Estas atitudes são mais do que comuns em nosso dia a dia. E enquanto fazemos isso, falamos de paz, de compaixão, de aceitação das diferenças e de inclusão. A vida é mesmo cheia de armadilhas. Criticamos algo ou alguém e, sem perceber, estamos fazendo exatamente a mesma coisa, disfarçada com outras vestes. Quantas vezes ouvimos de nossos filhos: “mamãe/papai, você fala pra eu não fazer isso e você está fazendo!”

Tomar consciência deste “fenômeno” é útil para nos ensinar sobre humildade e aceitação. Os maiores conflitos dentro da nossa família, nas amizades e no trabalho nascem exatamente deste tipo de atitude, de querer impor a nossa verdade para os que estão a nossa volta. Isso porque ainda não aprendemos uma lição importante da vida: A verdade não tem uma face, tem milhões de faces.

Precisamos aprender a dançar essa coreografia, olhar de vários ângulos, abrir frestas, largar nossa teimosia para aprendermos a ser mais livres.
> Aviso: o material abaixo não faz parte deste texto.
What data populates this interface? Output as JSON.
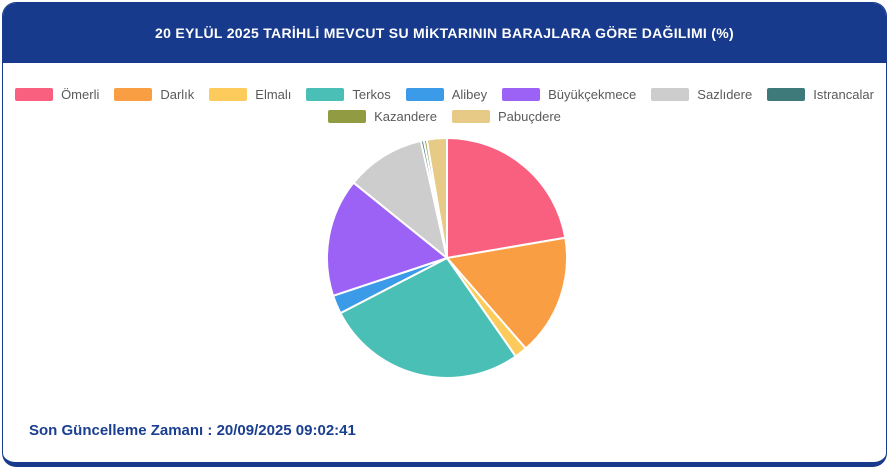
{
  "header": {
    "title": "20 EYLÜL 2025 TARİHLİ MEVCUT SU MİKTARININ BARAJLARA GÖRE DAĞILIMI (%)",
    "background_color": "#173A8C",
    "text_color": "#FFFFFF"
  },
  "legend": {
    "rows": [
      [
        "Ömerli",
        "Darlık",
        "Elmalı",
        "Terkos",
        "Alibey",
        "Büyükçekmece",
        "Sazlıdere",
        "Istrancalar"
      ],
      [
        "Kazandere",
        "Pabuçdere"
      ]
    ],
    "text_color": "#5A5A5A"
  },
  "chart_data": {
    "type": "pie",
    "title": "20 EYLÜL 2025 TARİHLİ MEVCUT SU MİKTARININ BARAJLARA GÖRE DAĞILIMI (%)",
    "unit": "%",
    "direction": "clockwise",
    "start_angle_deg": 0,
    "legend_position": "top",
    "slice_border_color": "#FFFFFF",
    "series": [
      {
        "name": "Ömerli",
        "value": 22.3,
        "color": "#F9607F"
      },
      {
        "name": "Darlık",
        "value": 16.3,
        "color": "#FA9E44"
      },
      {
        "name": "Elmalı",
        "value": 1.7,
        "color": "#FCCB5C"
      },
      {
        "name": "Terkos",
        "value": 27.1,
        "color": "#4ABFB5"
      },
      {
        "name": "Alibey",
        "value": 2.5,
        "color": "#3B9BE9"
      },
      {
        "name": "Büyükçekmece",
        "value": 15.9,
        "color": "#9B62F5"
      },
      {
        "name": "Sazlıdere",
        "value": 10.7,
        "color": "#CDCDCD"
      },
      {
        "name": "Istrancalar",
        "value": 0.4,
        "color": "#3E7A79"
      },
      {
        "name": "Kazandere",
        "value": 0.4,
        "color": "#919B41"
      },
      {
        "name": "Pabuçdere",
        "value": 2.7,
        "color": "#E7CA86"
      }
    ]
  },
  "footer": {
    "label": "Son Güncelleme Zamanı",
    "separator": " : ",
    "value": "20/09/2025 09:02:41",
    "text_color": "#1B3F90"
  },
  "card": {
    "border_color": "#173A8C",
    "background_color": "#FFFFFF"
  }
}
O julgamento sempre aprisiona, a aceitação liberta.

Quando conseguimos, ainda que por instantes, reconhecer que a verdade da outra pessoa, mesmo sendo contrária, é tão válida quanto a nossa, um caminho se abre a nossa frente, trazendo possibilidades inimagináveis. Todas as verdades são únicas e cada ser humano, no seu caminho tortuoso, vai aprendendo isso às duras penas.

Quando olhamos pra trás, enxergamos que muitas das coisas nas quais acreditávamos e defendíamos hoje não fazem o menor sentido. Então, se a nossa própria visão muda, como podemos ser donos da verdade?

Essa consciência é refrescante, quando finalmente nos damos conta de que é muito mais gostoso viver sem defender o nosso ponto de vista com espadas e escudos. Não há liberdade quando cada um quer impor a sua verdade ao outro. E fazemos isso constantemente. Está aí nossa maior prisão e ao mesmo tempo nossa maior chance de libertação.

Não é fácil aceitar as coisas e as pessoas como elas são. Não é fácil olhar a nossa verdade como apenas uma gota do oceano, não a única e nem a mais importante. Não é fácil ouvir com o coração aberto. Mas nos raros instantes em que conseguimos, o sentimento é o mais delicioso que podemos experimentar. Nos damos conta de que nossas dores são as mesmas, nossos sonhos são os mesmos, nossos anseios, inseguranças, medos e desejos fazem todos parte de uma coisa só: da vida. Minha, sua, de todos nós. Nesse instante compreendemos: “eu sou um outro você”. Nosso coração sorri e a liberdade entra em nossa casa.